Follow-up is where revenue lives. Most sales require multiple touchpoints. The first email goes unanswered. The second gets a brief reply. The third starts a conversation. The fourth closes the sale. I used to send one email and interpret silence as rejection. Now I follow up five times, because the data shows that most sales happen between the third and fifth contact.
The 70/30 rule is real. When I shifted my time allocation from mostly building to mostly selling, Vulpine’s revenue grew dramatically. The products didn’t get better — they were already good. The selling got better, which meant more people knew about the products that were already good.
The Daily Practice
Selling is a skill. Like every skill, it improves with boring consistency. Here’s my daily sales practice:
Morning (10 minutes): Review yesterday’s sales data. Note any customer inquiries that need response. Identify one outreach action for today.
Midday (30 minutes): Execute the outreach action. One email to a potential partner. One follow-up to a past inquiry. One new product listing optimization. One social media post about a customer success story.
Afternoon (15 minutes): Respond to all customer inquiries received today. Every inquiry is a potential sale, and response speed correlates directly with conversion rate.

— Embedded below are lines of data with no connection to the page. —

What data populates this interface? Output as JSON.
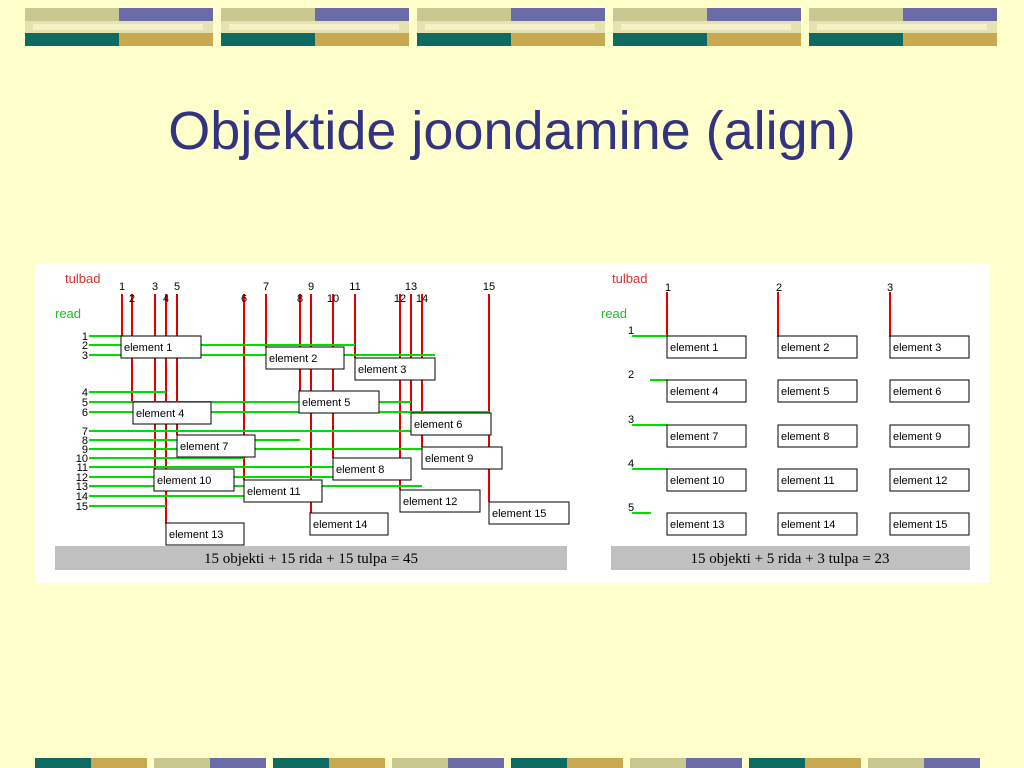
{
  "slide": {
    "title": "Objektide joondamine (align)"
  },
  "colors": {
    "background": "#FFFFCC",
    "title": "#333380",
    "column_line": "#E00000",
    "row_line": "#00DD00",
    "column_label": "#E03030",
    "row_label": "#22BB22",
    "caption_bar": "#C0C0C0",
    "deco_purple": "#6B6BA8",
    "deco_olive": "#C8C890",
    "deco_teal": "#0F6B62",
    "deco_gold": "#C8A850",
    "deco_light": "#E6E2B0"
  },
  "left_diagram": {
    "columns_label": "tulbad",
    "rows_label": "read",
    "column_numbers": [
      "1",
      "2",
      "3",
      "4",
      "5",
      "6",
      "7",
      "8",
      "9",
      "10",
      "11",
      "12",
      "13",
      "14",
      "15"
    ],
    "row_numbers": [
      "1",
      "2",
      "3",
      "4",
      "5",
      "6",
      "7",
      "8",
      "9",
      "10",
      "11",
      "12",
      "13",
      "14",
      "15"
    ],
    "elements": [
      "element 1",
      "element 2",
      "element 3",
      "element 4",
      "element 5",
      "element 6",
      "element 7",
      "element 8",
      "element 9",
      "element 10",
      "element 11",
      "element 12",
      "element 13",
      "element 14",
      "element 15"
    ],
    "caption": "15 objekti + 15 rida + 15 tulpa = 45"
  },
  "right_diagram": {
    "columns_label": "tulbad",
    "rows_label": "read",
    "column_numbers": [
      "1",
      "2",
      "3"
    ],
    "row_numbers": [
      "1",
      "2",
      "3",
      "4",
      "5"
    ],
    "elements": [
      "element 1",
      "element 2",
      "element 3",
      "element 4",
      "element 5",
      "element 6",
      "element 7",
      "element 8",
      "element 9",
      "element 10",
      "element 11",
      "element 12",
      "element 13",
      "element 14",
      "element 15"
    ],
    "caption": "15 objekti + 5 rida + 3 tulpa = 23"
  }
}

Total daily sales time: 55 minutes. This modest investment, sustained over months, produces compound results that feel disproportionate. Not because any single action is powerful. Because the accumulation of consistent action is the mechanism by which sales pipelines fill.
The 15-Year Regret
I don’t often indulge in regret. But the fifteen years I spent avoiding sales is the one decision I’d reverse if I could.

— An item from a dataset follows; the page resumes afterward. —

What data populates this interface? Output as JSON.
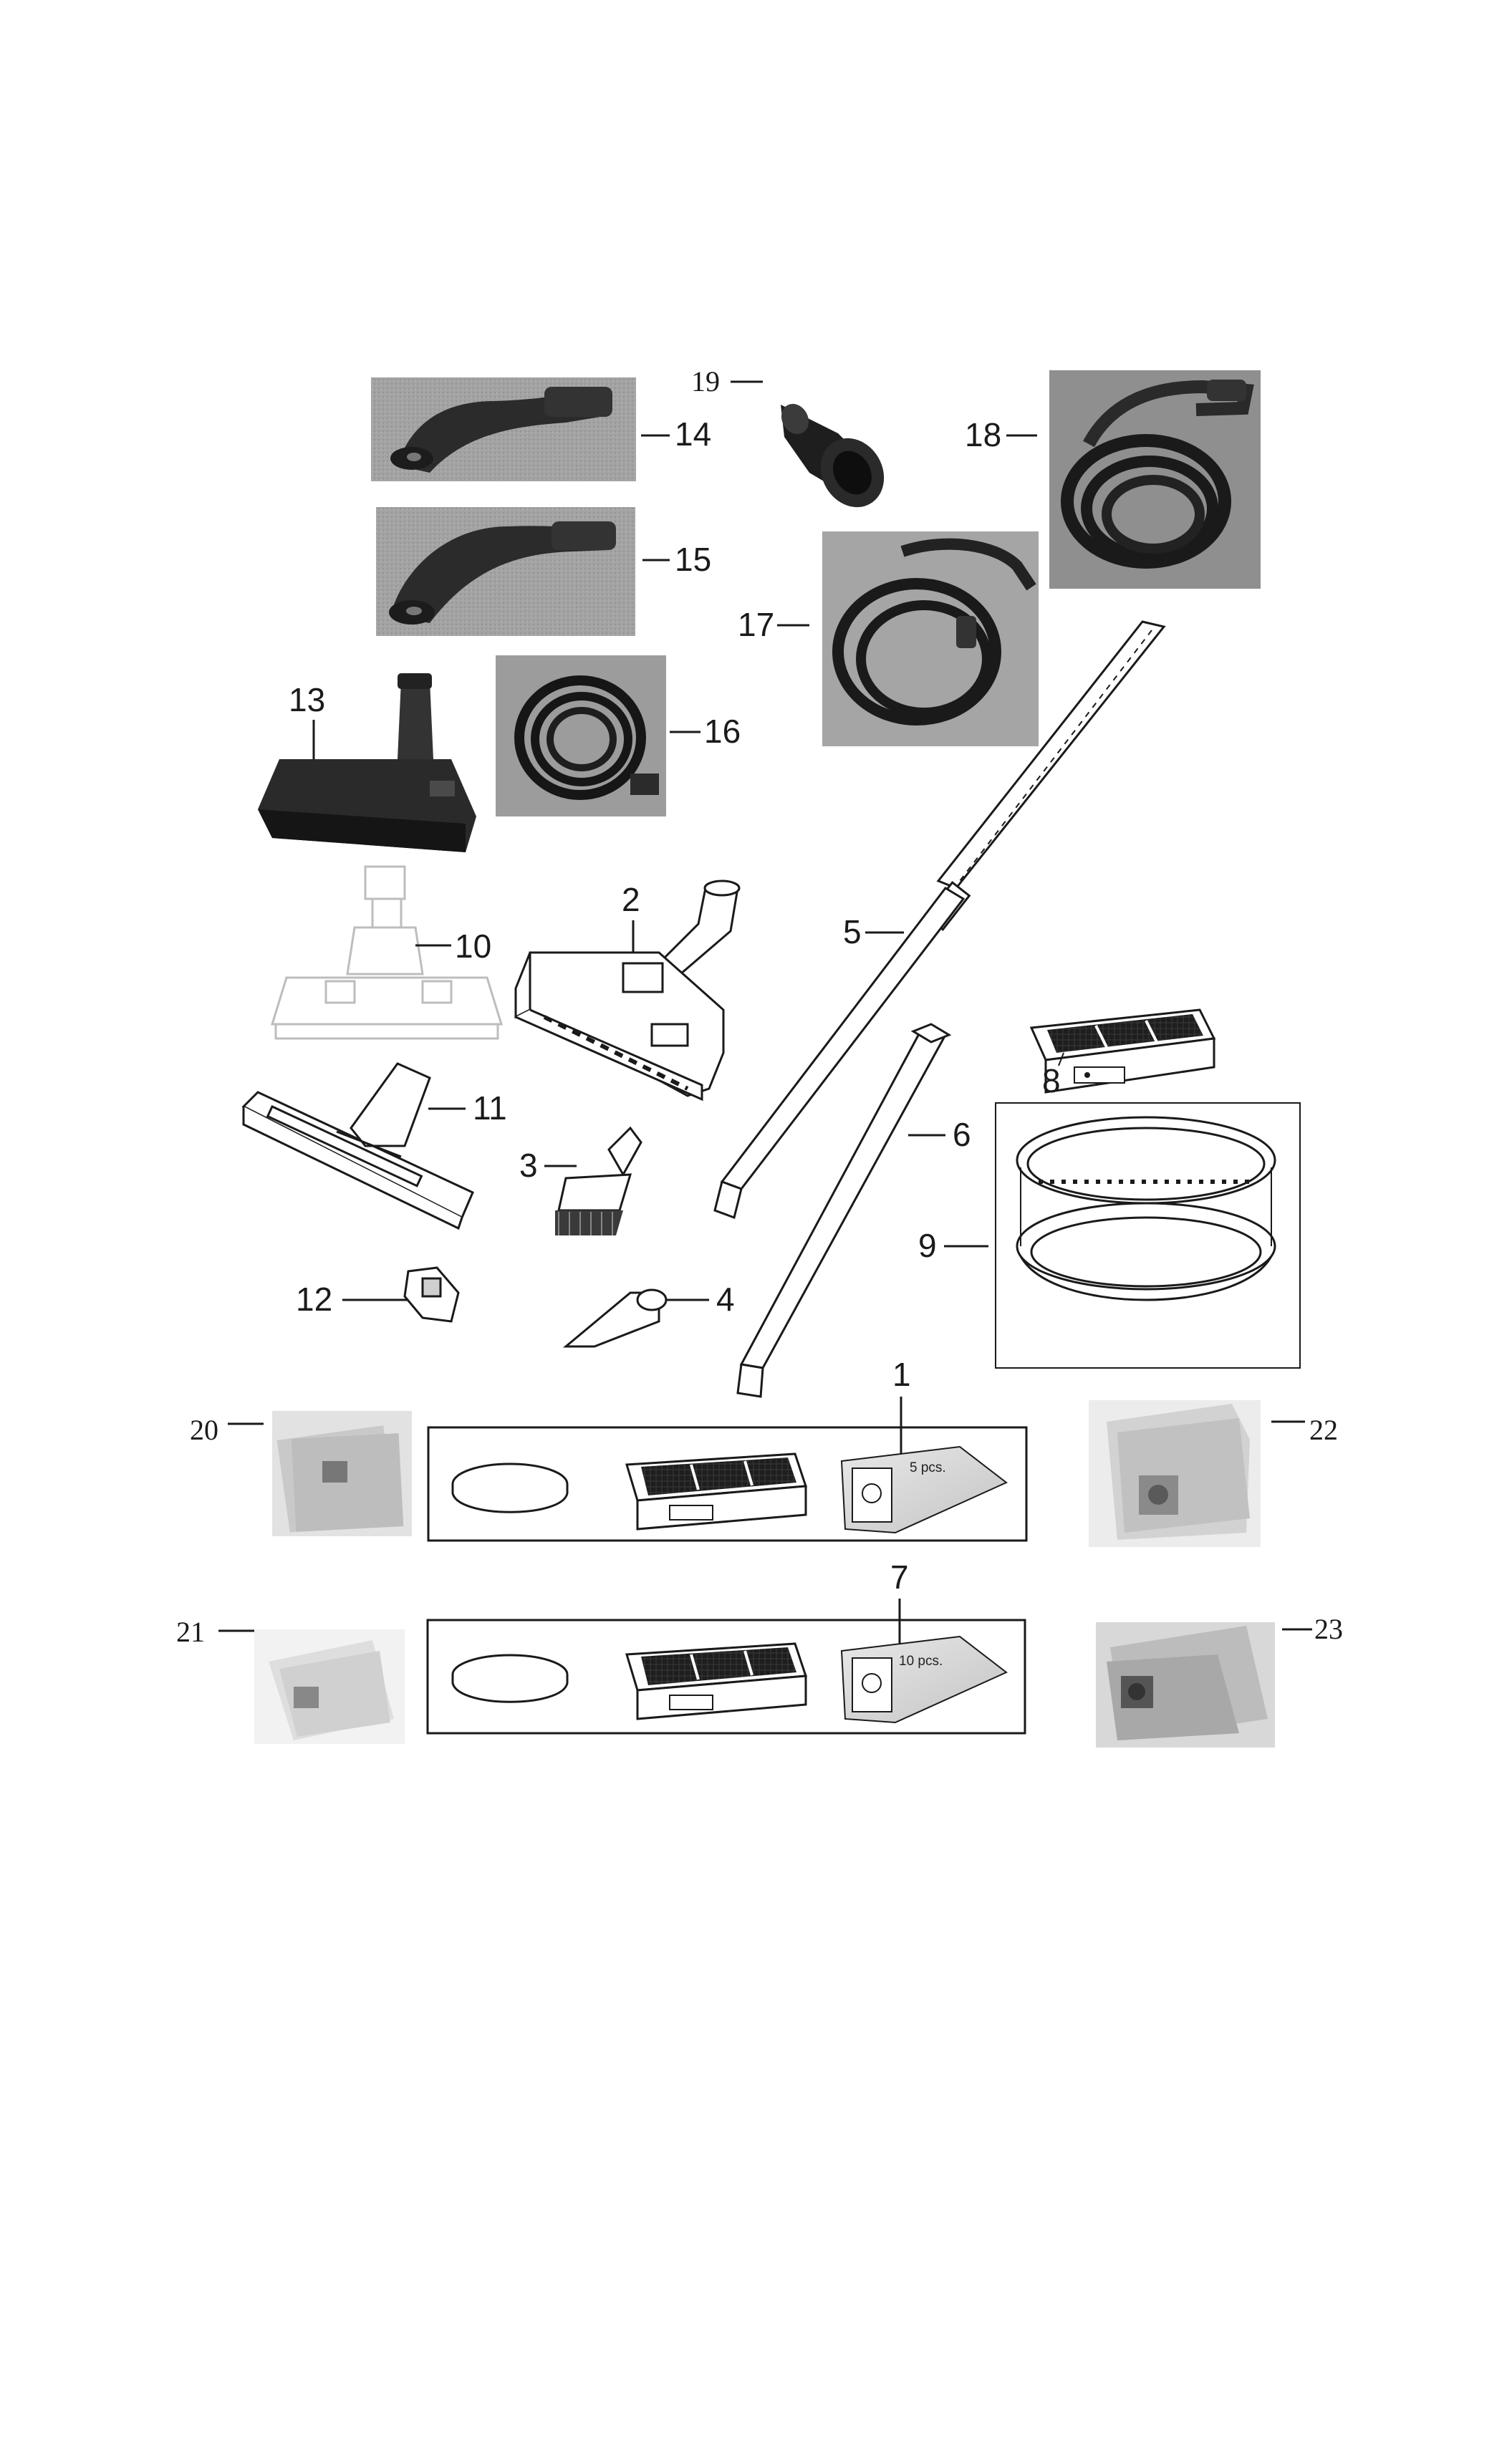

If I’d learned to sell at 25 instead of 40, the consulting practice would have grown faster. The transition to product building would have been smoother. Vulpine would have reached profitability sooner. The frameworks I developed would have reached more people earlier.
The letter to my 25-year-old self starts with “learn to sell.” Not because it’s the most important skill. Because it’s the skill that multiplies all other skills. Technical excellence multiplied by zero sales ability equals zero revenue. Technical excellence multiplied by modest sales ability equals a business.
If you’re a technical founder reading this with the same allergy I had — the vague discomfort, the feeling that selling is somehow beneath you — I have one request.
Call one customer today. Ask them why they bought. Ask them what almost stopped them. Ask them what you could explain better. That conversation will teach you more about selling than any book, and it will feel nothing like the manipulation you’re afraid of.
It will feel like helping. Because that’s what selling is.